I tried generating some fruit - you can see some outputs in the notebook I just shared (https://colab.research.google.com/drive/1b1UfblpdhPJ7f1WRjfC...). Not quite as pleasing as the plants but I'm sure with a bit of fiddling with the prompt we could get a few good ones.
I'd be lying if I said I hadn't considered setting up a website at thisplantdoesnotexist.com haha luckily I changed my mind.
I could try some fruits - let me set a smaller run going and see that it comes up with.
To me this is probably the most interesting / delightful.
The one with persons is useful, this one is something I'd like to order as a print or maybe even as a wallpaper for my company headquarters (haha, it is currently <<10m2) sometime in the future :-)

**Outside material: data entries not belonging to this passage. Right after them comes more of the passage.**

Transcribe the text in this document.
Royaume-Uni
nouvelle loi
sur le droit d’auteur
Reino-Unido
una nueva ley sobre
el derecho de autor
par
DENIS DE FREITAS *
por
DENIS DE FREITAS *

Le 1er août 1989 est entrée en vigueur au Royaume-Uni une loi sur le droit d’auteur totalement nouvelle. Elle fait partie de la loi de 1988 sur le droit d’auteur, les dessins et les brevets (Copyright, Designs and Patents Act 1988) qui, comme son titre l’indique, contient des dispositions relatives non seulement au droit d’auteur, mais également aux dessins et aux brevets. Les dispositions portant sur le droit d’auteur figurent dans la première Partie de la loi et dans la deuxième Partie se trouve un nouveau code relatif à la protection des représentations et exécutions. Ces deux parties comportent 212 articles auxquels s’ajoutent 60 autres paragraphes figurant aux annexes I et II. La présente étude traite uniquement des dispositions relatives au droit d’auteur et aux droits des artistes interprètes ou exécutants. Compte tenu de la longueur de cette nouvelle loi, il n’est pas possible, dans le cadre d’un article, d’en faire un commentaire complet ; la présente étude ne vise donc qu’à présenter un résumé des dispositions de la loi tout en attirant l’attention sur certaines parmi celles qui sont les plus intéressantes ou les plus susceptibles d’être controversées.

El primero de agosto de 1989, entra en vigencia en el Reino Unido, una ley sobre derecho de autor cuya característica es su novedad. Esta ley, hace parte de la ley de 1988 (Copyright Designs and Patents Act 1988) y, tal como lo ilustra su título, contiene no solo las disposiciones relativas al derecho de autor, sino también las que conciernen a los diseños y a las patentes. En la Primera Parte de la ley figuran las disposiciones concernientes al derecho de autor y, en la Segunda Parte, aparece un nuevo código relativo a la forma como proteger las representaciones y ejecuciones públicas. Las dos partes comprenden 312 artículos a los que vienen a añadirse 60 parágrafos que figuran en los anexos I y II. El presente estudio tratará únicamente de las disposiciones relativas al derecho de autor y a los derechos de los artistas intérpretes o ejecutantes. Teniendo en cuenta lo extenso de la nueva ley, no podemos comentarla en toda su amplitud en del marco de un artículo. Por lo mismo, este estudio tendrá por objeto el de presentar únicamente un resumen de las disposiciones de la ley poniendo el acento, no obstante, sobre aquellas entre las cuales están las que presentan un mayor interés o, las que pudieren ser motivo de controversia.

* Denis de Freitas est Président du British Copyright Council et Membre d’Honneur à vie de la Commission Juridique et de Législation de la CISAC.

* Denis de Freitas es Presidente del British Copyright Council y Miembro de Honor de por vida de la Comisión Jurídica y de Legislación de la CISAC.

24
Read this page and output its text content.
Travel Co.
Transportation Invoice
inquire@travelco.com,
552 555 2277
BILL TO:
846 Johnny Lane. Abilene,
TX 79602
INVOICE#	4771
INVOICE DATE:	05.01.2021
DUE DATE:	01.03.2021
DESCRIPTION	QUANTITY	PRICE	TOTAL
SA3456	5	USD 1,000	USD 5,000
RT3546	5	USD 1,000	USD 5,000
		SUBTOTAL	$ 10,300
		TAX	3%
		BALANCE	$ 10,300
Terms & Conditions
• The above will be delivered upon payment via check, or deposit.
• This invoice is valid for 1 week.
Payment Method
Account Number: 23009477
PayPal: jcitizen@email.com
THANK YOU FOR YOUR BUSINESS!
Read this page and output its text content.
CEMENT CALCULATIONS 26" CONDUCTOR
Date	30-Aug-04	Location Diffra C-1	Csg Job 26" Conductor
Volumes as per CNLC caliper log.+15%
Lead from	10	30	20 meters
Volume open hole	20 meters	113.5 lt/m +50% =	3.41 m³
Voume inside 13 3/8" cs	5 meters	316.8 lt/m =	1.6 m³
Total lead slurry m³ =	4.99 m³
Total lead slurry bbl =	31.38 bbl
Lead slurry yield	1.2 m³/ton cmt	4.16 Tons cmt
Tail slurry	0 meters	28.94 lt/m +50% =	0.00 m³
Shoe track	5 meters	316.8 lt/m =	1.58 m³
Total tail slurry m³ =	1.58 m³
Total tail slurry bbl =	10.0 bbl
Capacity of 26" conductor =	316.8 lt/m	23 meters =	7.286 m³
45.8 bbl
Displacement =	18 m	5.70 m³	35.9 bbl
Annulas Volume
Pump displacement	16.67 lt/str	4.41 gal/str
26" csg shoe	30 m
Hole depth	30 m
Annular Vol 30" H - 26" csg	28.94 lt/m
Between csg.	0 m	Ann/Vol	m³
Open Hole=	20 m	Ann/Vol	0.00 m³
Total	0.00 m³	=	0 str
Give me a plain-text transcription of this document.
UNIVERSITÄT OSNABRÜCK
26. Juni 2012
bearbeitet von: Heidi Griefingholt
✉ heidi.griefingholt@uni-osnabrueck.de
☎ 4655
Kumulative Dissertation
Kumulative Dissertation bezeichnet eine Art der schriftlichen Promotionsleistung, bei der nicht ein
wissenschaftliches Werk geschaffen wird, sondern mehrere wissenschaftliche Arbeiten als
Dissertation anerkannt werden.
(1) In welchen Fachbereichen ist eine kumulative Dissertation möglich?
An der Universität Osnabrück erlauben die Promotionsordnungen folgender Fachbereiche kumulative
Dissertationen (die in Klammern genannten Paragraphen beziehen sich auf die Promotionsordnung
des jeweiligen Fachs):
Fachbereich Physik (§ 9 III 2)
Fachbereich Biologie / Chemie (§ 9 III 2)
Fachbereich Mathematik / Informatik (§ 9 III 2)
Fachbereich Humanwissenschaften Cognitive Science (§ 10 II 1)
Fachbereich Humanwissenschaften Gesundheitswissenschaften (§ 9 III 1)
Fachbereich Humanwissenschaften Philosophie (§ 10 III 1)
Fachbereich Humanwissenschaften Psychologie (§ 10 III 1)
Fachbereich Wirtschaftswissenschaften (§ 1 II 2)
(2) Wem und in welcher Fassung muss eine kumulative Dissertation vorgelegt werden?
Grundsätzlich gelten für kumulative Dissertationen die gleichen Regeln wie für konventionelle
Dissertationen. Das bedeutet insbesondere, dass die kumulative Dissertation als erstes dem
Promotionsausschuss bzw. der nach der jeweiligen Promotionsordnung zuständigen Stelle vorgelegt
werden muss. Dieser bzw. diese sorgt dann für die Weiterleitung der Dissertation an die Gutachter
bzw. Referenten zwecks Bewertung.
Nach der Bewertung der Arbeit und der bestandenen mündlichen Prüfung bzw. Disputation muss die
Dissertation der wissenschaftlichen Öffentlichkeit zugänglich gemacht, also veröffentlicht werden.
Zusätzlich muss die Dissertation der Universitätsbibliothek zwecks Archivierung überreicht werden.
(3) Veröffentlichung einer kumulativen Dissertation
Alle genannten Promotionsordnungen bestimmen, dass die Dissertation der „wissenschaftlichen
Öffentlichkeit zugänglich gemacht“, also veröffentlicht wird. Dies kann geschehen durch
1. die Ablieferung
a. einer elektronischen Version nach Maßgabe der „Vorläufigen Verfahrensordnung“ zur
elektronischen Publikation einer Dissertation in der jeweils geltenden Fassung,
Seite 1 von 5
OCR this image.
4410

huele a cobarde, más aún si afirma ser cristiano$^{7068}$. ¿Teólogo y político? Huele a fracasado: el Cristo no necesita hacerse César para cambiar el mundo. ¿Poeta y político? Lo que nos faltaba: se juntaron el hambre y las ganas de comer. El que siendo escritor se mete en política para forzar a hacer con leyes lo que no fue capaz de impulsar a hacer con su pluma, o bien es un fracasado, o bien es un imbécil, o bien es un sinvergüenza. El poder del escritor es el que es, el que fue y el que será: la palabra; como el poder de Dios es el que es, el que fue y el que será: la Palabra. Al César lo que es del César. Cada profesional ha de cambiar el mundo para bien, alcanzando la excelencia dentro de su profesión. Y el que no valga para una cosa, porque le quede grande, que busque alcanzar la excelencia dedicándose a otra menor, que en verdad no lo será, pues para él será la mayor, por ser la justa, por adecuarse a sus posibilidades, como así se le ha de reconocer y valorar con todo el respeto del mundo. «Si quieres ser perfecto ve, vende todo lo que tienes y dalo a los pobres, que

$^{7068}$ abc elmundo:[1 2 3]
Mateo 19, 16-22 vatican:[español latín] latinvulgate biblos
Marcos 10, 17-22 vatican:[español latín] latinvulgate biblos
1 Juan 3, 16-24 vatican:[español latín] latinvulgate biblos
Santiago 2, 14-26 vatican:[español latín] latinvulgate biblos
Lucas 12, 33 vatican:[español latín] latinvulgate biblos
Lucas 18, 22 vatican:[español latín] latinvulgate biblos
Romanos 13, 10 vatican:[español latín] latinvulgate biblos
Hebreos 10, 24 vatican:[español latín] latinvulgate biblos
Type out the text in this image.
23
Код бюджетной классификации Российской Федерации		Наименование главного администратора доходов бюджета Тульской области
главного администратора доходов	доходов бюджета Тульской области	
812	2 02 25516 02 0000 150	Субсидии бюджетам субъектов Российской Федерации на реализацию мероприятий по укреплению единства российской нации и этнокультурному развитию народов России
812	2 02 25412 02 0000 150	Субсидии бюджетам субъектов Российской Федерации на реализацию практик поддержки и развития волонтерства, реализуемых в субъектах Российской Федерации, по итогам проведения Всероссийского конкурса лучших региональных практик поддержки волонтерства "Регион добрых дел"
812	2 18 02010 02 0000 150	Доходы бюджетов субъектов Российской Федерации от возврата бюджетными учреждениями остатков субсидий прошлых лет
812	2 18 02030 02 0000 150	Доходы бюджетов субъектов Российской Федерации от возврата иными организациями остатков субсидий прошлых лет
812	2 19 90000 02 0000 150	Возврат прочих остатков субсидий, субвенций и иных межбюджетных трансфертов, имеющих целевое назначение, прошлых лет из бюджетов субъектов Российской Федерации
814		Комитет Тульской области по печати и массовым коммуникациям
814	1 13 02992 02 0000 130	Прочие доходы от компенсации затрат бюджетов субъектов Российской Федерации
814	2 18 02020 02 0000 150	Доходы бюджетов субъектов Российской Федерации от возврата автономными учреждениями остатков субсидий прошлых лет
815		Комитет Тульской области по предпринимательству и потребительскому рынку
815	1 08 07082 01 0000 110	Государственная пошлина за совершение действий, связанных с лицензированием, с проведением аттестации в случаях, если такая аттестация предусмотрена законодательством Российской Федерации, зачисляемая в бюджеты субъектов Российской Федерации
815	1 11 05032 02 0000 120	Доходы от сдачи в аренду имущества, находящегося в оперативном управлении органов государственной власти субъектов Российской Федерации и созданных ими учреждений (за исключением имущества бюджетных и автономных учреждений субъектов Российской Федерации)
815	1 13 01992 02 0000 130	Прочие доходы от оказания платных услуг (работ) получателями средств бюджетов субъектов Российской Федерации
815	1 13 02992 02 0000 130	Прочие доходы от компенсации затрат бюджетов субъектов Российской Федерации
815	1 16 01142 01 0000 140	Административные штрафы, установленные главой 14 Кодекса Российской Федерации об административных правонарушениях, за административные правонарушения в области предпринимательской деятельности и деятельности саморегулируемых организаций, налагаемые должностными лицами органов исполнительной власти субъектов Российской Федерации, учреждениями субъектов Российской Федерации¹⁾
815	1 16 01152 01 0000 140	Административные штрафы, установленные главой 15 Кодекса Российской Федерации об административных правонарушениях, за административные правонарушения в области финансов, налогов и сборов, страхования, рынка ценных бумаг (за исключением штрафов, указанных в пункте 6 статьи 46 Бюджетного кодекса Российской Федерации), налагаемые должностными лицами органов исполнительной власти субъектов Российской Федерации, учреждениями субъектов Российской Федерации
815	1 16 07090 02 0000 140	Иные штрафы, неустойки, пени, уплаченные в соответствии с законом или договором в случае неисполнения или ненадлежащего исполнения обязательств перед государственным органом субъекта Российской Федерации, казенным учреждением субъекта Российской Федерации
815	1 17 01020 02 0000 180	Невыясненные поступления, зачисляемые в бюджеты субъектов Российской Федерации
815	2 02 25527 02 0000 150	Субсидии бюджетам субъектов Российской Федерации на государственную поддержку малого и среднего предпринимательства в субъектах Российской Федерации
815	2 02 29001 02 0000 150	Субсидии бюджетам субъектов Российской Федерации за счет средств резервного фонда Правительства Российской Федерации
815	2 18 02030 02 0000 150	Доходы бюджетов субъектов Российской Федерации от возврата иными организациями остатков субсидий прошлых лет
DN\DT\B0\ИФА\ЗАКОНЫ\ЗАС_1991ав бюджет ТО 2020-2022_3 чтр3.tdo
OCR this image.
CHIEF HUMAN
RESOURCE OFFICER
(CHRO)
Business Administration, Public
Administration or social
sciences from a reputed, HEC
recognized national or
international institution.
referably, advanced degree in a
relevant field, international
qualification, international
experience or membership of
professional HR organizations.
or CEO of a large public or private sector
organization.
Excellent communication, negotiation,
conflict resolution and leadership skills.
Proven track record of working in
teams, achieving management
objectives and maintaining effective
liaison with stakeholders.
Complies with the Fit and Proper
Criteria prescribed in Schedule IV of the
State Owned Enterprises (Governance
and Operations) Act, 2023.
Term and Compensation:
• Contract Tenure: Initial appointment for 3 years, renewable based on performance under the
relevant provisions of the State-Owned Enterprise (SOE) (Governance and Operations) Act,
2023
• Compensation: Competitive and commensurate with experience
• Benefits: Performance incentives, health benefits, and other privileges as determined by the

I'm happy to share the original JPEG if you want to print this out :) I have it in A2 on my wall although at that scale the individual pictures are a little small.
Thanks for sharing, this is cool! But in most of such projects I have seen is lack of continuity in generated content.
From a bird eye view things look natural but as soon as you observe the content, a little closer, things start to fall apart.
Agreed. When I'm using this as part of a larger workflow I'll sometimes use the GAN to generate a starting point and then manually edit things to remove weird inconsistencies. The output is also quite low-res so it needs tweaking. Of course both problems can be avoided by making the individual images so small that the weirdness is hidden - as I did for this project :)
No, I think that's fair in this case. Most of my stuff involves a lot more post-processing, tweaking, editing etc to convey something specific, in which case I claim 'art' more liberally :)
Fantastic stuff! I love the painted over pieces (assuming they are painted over). The pronounced details and refined features almost add another level of "dreaming" on top of the AI nightmare. Gloriously creepy and fun.
I made a prompt generator that creates descriptions like 'A biological illustration of an alien plant near sand, watercolor'. A model called CLIP gives a way to compare an image with a text prompt and then I can optimise the image to match the prompt
You've been able to get some interesting output! I've been playing with the following notebook: https://colab.research.google.com/drive/1oA1fZP7N1uPBxwbGIvO... but my results are not quite so well put together as yours. What are some tweaks you've made to the model? I'd like to better understand what is going on under the hood.
The big difference is the model used to generate the images. VQGAN (which I use) tends to look a lot nicer to my eye than some of the other approaches.